Buttons in the bond ladder financial model can select primary and comparison years.

One alternative to this would be storing aggregate data for all years. However, given that the model can store an unlimited number of years worth of transaction data, this could potentially add a processing burden whenever a transaction occurs (new transactions impact aggregate data and require recalculations). In short, the arrays within the collection ensure us that only two years of data are recalculated, as opposed to 30 or 40.

You can read more about storing arrays as class properties here.

Collection Classes

The financial model relies heavily on collection classes to store transaction and rung data. Transactions are held within TransCollection for easy access to methods which sort, calculate totals, manage printing, and to support saving. Rungs are held within RungCollection for calculating aggregate bond and portfolio data.

You can read more about collection classes here.

Storing Properties in Collection Classes

Collection classes are known to have a generic set of properties and methods to add, remove, and count values. It’s also possible to encapsulate unique properties within collection classes. This may seem counter-intuitive, as a properties are known to store a specific detail/attribute of a single element (not multiple elements), but they can be used within collection classes to present aggregate data about the entire collection.

Within the financial model, properties are used within collection classes to calculate and present totals, averages, and present arrays about the entire portfolio or individual rungs.

You can read more about storing properties within collection classes here.

Making Object Data Persist After Spreadsheet Close

One of the major drawbacks of relying heavily on VBA classes is that the objects will terminate whenever a process is interrupted, or a spreadsheet is closed.
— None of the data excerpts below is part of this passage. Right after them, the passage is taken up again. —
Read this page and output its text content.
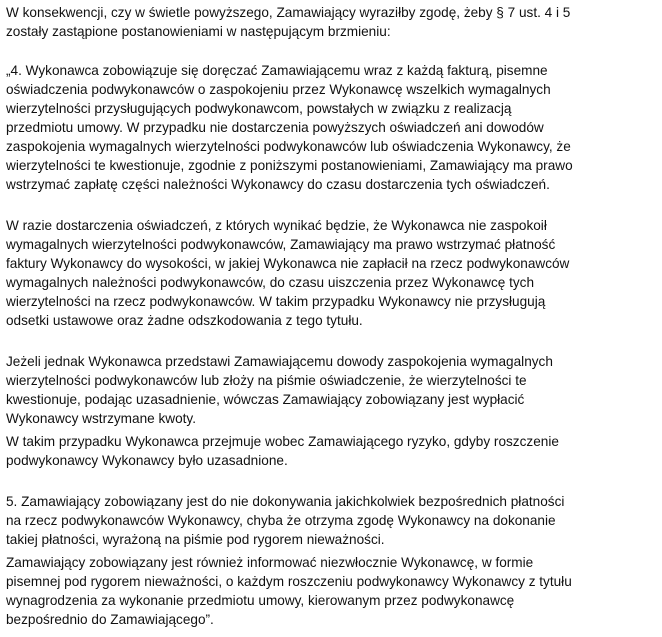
W konsekwencji, czy w świetle powyższego, Zamawiający wyraziłby zgodę, żeby § 7 ust. 4 i 5
zostały zastąpione postanowieniami w następującym brzmieniu:

„4. Wykonawca zobowiązuje się doręczać Zamawiającemu wraz z każdą fakturą, pisemne
oświadczenia podwykonawców o zaspokojeniu przez Wykonawcę wszelkich wymagalnych
wierzytelności przysługujących podwykonawcom, powstałych w związku z realizacją
przedmiotu umowy. W przypadku nie dostarczenia powyższych oświadczeń ani dowodów
zaspokojenia wymagalnych wierzytelności podwykonawców lub oświadczenia Wykonawcy, że
wierzytelności te kwestionuje, zgodnie z poniższymi postanowieniami, Zamawiający ma prawo
wstrzymać zapłatę części należności Wykonawcy do czasu dostarczenia tych oświadczeń.

W razie dostarczenia oświadczeń, z których wynikać będzie, że Wykonawca nie zaspokoił
wymagalnych wierzytelności podwykonawców, Zamawiający ma prawo wstrzymać płatność
faktury Wykonawcy do wysokości, w jakiej Wykonawca nie zapłacił na rzecz podwykonawców
wymagalnych należności podwykonawców, do czasu uiszczenia przez Wykonawcę tych
wierzytelności na rzecz podwykonawców. W takim przypadku Wykonawcy nie przysługują
odsetki ustawowe oraz żadne odszkodowania z tego tytułu.

Jeżeli jednak Wykonawca przedstawi Zamawiającemu dowody zaspokojenia wymagalnych
wierzytelności podwykonawców lub złoży na piśmie oświadczenie, że wierzytelności te
kwestionuje, podając uzasadnienie, wówczas Zamawiający zobowiązany jest wypłacić
Wykonawcy wstrzymane kwoty.

W takim przypadku Wykonawca przejmuje wobec Zamawiającego ryzyko, gdyby roszczenie
podwykonawcy Wykonawcy było uzasadnione.

5. Zamawiający zobowiązany jest do nie dokonywania jakichkolwiek bezpośrednich płatności
na rzecz podwykonawców Wykonawcy, chyba że otrzyma zgodę Wykonawcy na dokonanie
takiej płatności, wyrażoną na piśmie pod rygorem nieważności.

Zamawiający zobowiązany jest również informować niezwłocznie Wykonawcę, w formie
pisemnej pod rygorem nieważności, o każdym roszczeniu podwykonawcy Wykonawcy z tytułu
wynagrodzenia za wykonanie przedmiotu umowy, kierowanym przez podwykonawcę
bezpośrednio do Zamawiającego”.
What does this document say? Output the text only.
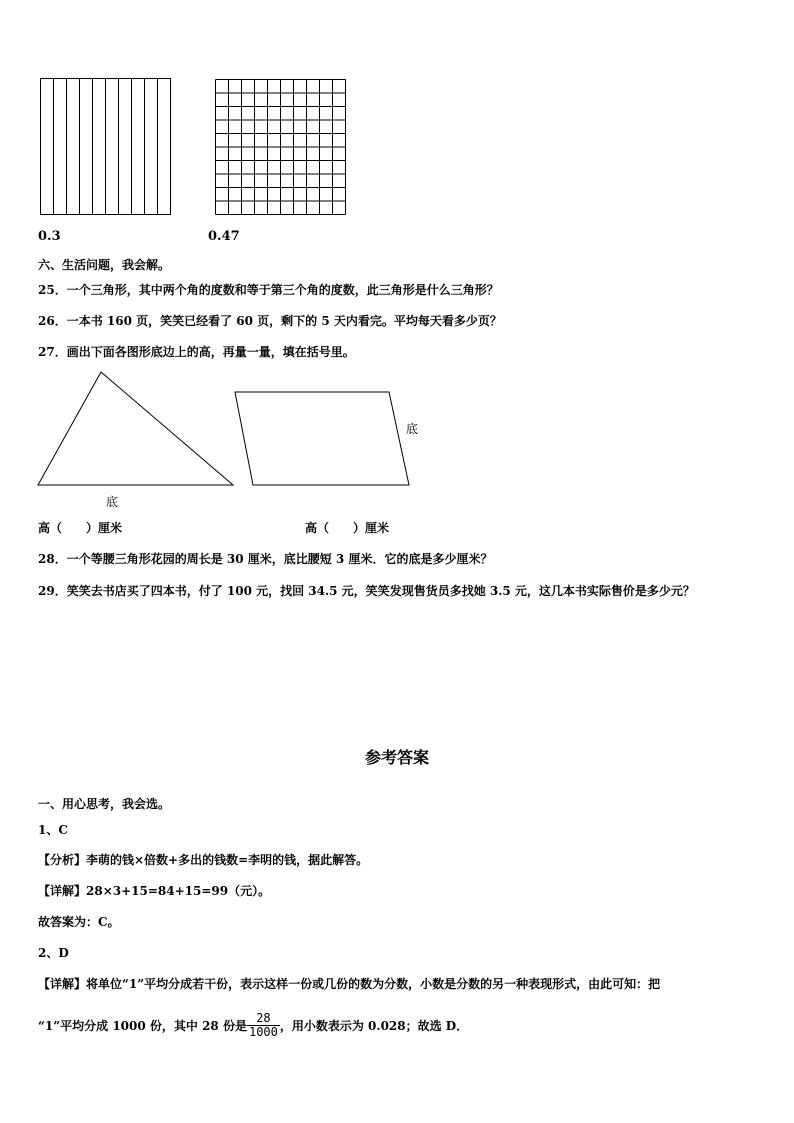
0.3	0.47
六、生活问题，我会解。
25．一个三角形，其中两个角的度数和等于第三个角的度数，此三角形是什么三角形？
26．一本书 160 页，笑笑已经看了 60 页，剩下的 5 天内看完。平均每天看多少页？
27．画出下面各图形底边上的高，再量一量，填在括号里。
底
底
高（　　）厘米	高（　　）厘米
28．一个等腰三角形花园的周长是 30 厘米，底比腰短 3 厘米．它的底是多少厘米？
29．笑笑去书店买了四本书，付了 100 元，找回 34.5 元，笑笑发现售货员多找她 3.5 元，这几本书实际售价是多少元？
参考答案
一、用心思考，我会选。
1、C
【分析】李萌的钱×倍数+多出的钱数=李明的钱，据此解答。
【详解】28×3+15=84+15=99（元）。
故答案为：C。
2、D
【详解】将单位“1”平均分成若干份，表示这样一份或几份的数为分数，小数是分数的另一种表现形式，由此可知：把
“1”平均分成 1000 份，其中 28 份是 $\frac{28}{1000}$ ，用小数表示为 0.028；故选 D．
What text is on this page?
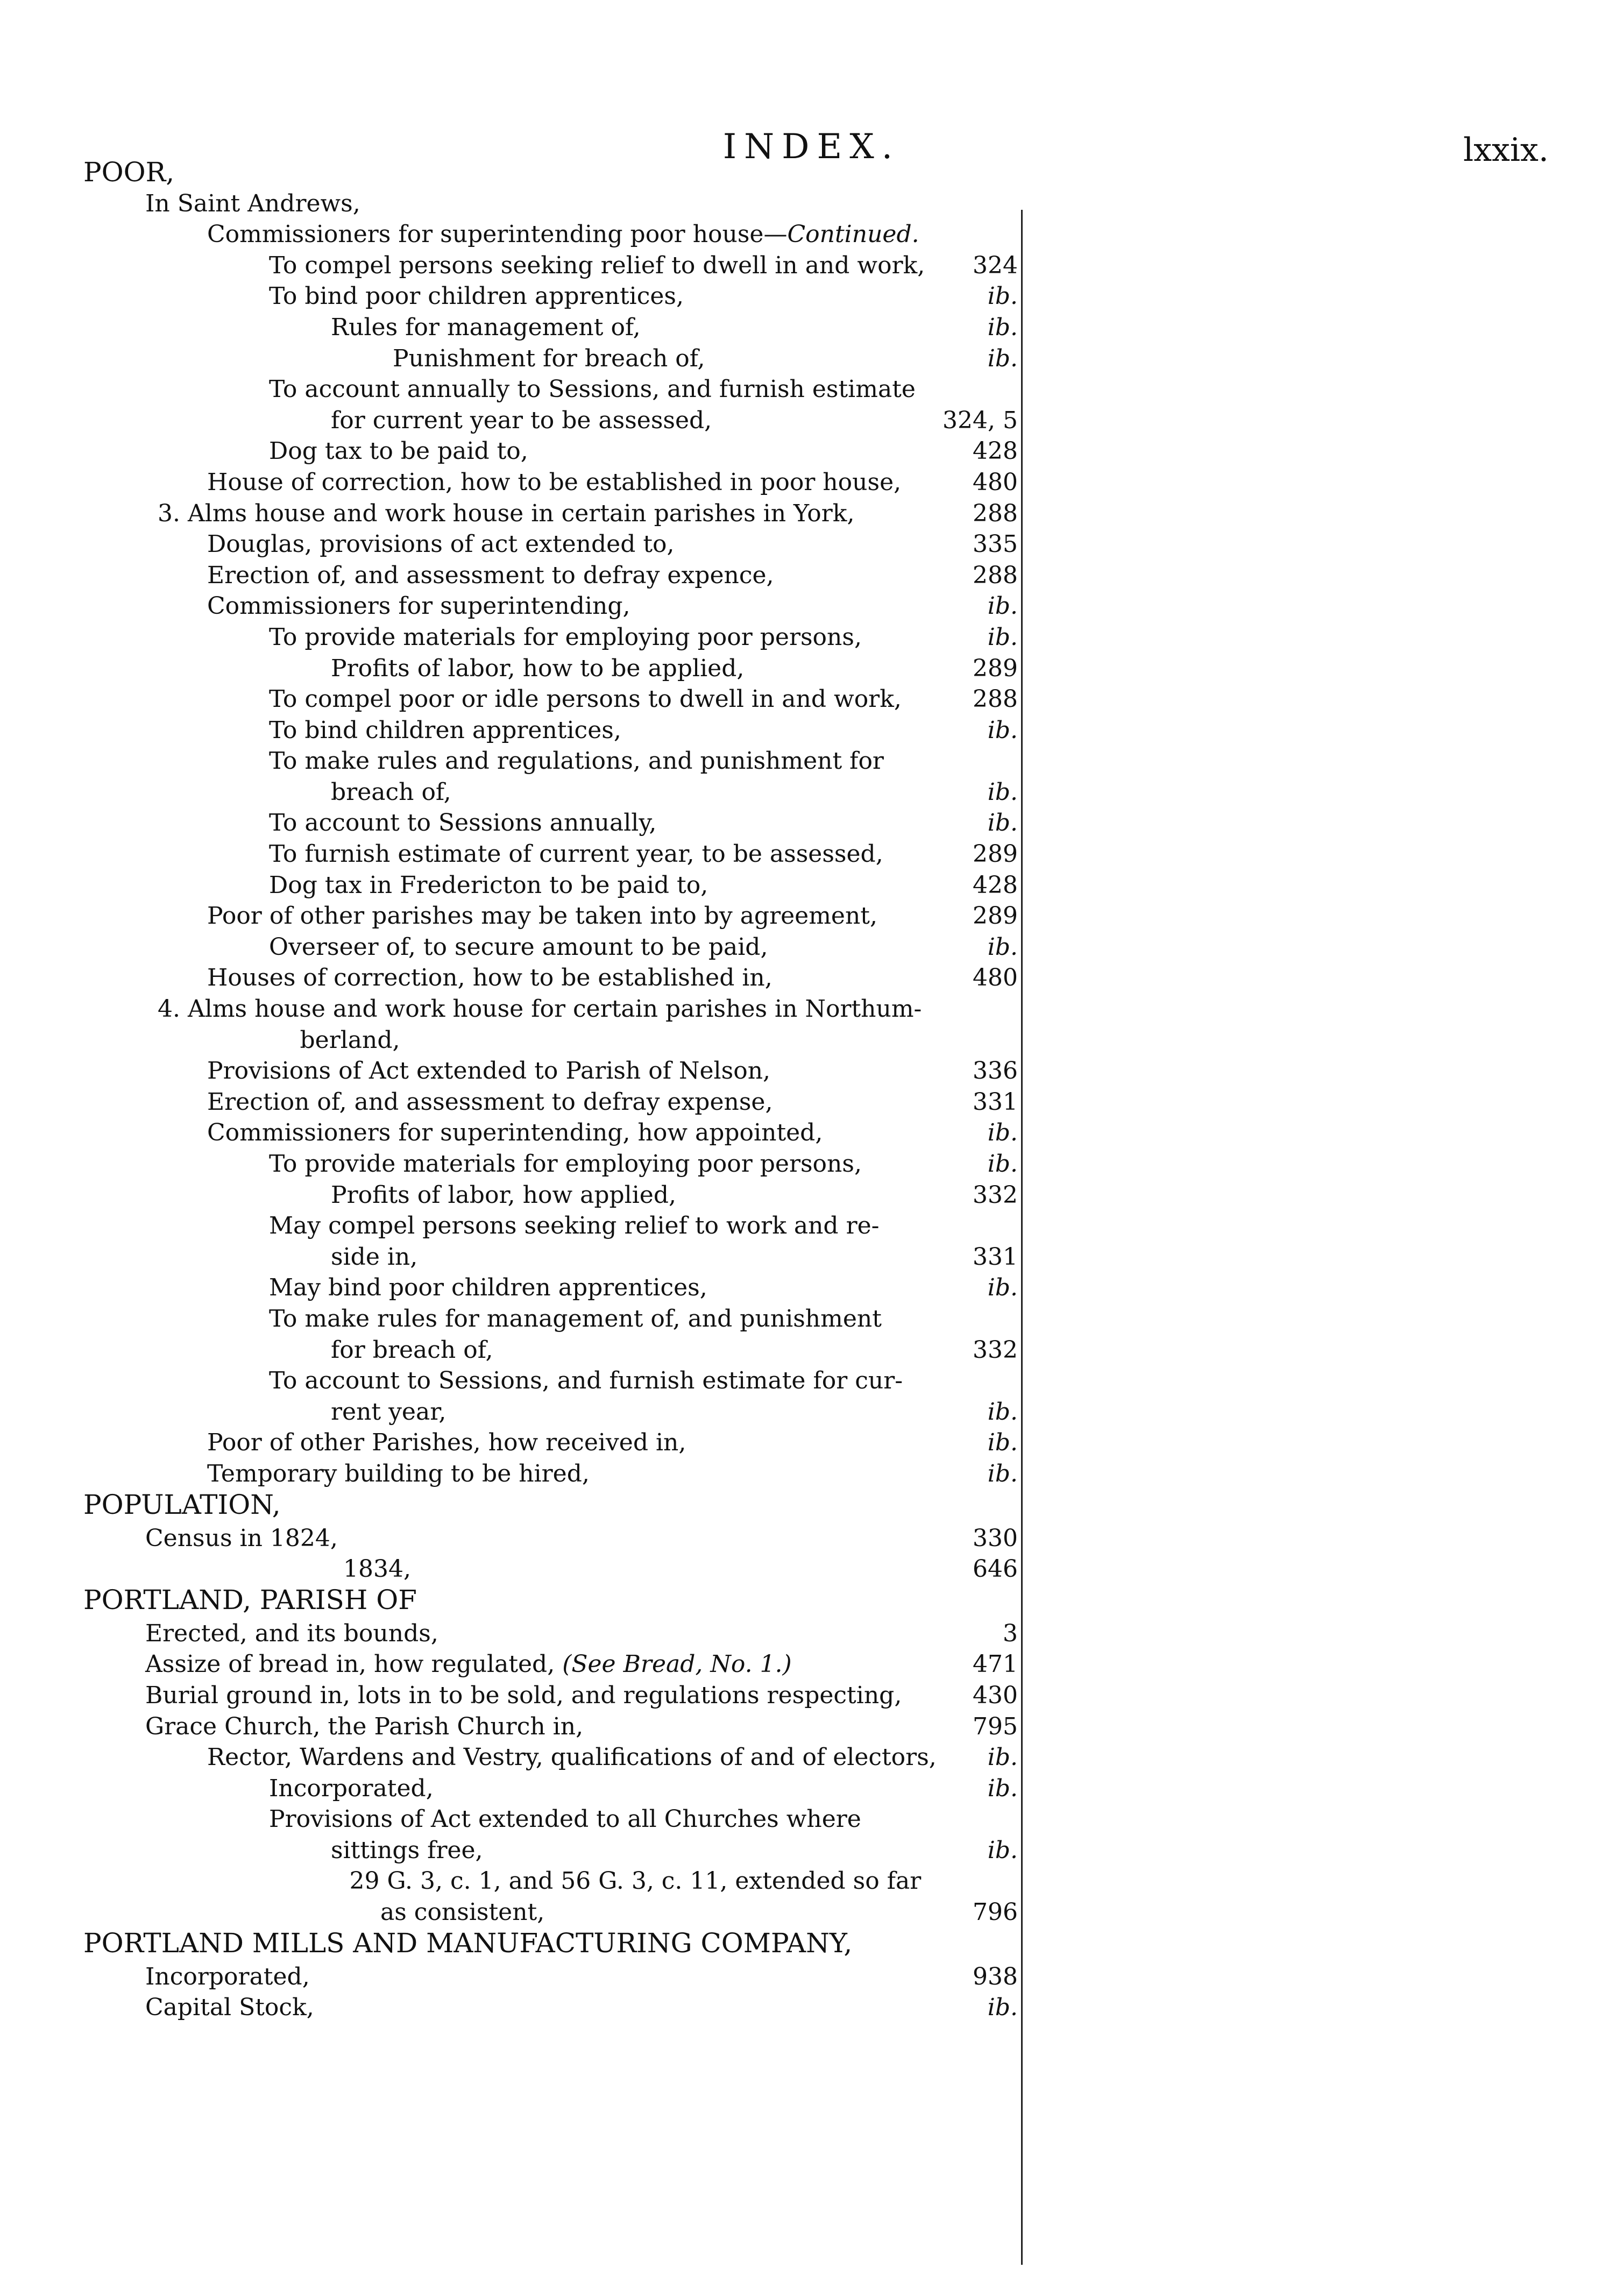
INDEX.	lxxix.
POOR,
In Saint Andrews,
Commissioners for superintending poor house—Continued.
To compel persons seeking relief to dwell in and work, 324
To bind poor children apprentices,	ib.
Rules for management of,	ib.
Punishment for breach of,	ib.
To account annually to Sessions, and furnish estimate
for current year to be assessed,	324, 5
Dog tax to be paid to,	428
House of correction, how to be established in poor house,	480
3. Alms house and work house in certain parishes in York,	288
Douglas, provisions of act extended to,	335
Erection of, and assessment to defray expence,	288
Commissioners for superintending,	ib.
To provide materials for employing poor persons,	ib.
Profits of labor, how to be applied,	289
To compel poor or idle persons to dwell in and work,	288
To bind children apprentices,	ib.
To make rules and regulations, and punishment for
breach of,	ib.
To account to Sessions annually,	ib.
To furnish estimate of current year, to be assessed,	289
Dog tax in Fredericton to be paid to,	428
Poor of other parishes may be taken into by agreement,	289
Overseer of, to secure amount to be paid,	ib.
Houses of correction, how to be established in,	480
4. Alms house and work house for certain parishes in Northum-
berland,
Provisions of Act extended to Parish of Nelson,	336
Erection of, and assessment to defray expense,	331
Commissioners for superintending, how appointed,	ib.
To provide materials for employing poor persons,	ib.
Profits of labor, how applied,	332
May compel persons seeking relief to work and re-
side in,	331
May bind poor children apprentices,	ib.
To make rules for management of, and punishment
for breach of,	332
To account to Sessions, and furnish estimate for cur-
rent year,	ib.
Poor of other Parishes, how received in,	ib.
Temporary building to be hired,	ib.
POPULATION,
Census in 1824,	330
1834,	646
PORTLAND, PARISH OF
Erected, and its bounds,	3
Assize of bread in, how regulated, (See Bread, No. 1.)	471
Burial ground in, lots in to be sold, and regulations respecting,	430
Grace Church, the Parish Church in,	795
Rector, Wardens and Vestry, qualifications of and of electors, ib.
Incorporated,	ib.
Provisions of Act extended to all Churches where
sittings free,	ib.
29 G. 3, c. 1, and 56 G. 3, c. 11, extended so far
as consistent,	796
PORTLAND MILLS AND MANUFACTURING COMPANY,
Incorporated,	938
Capital Stock,	ib.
To get around this, class data must be saved somewhere on a spreadsheet.

Within the Bond Ladder Financial Model, all custom object data is saved (printed) within the “Rungs” and “Transactions” sheets. Within the RungCollection and TransCollection collection classes, the Class_Initialize subroutines work to load all saved data into their respective collection classes when a worksheet is opened. Data is automatically saved to these pages whenever a transaction is created or a major change takes place.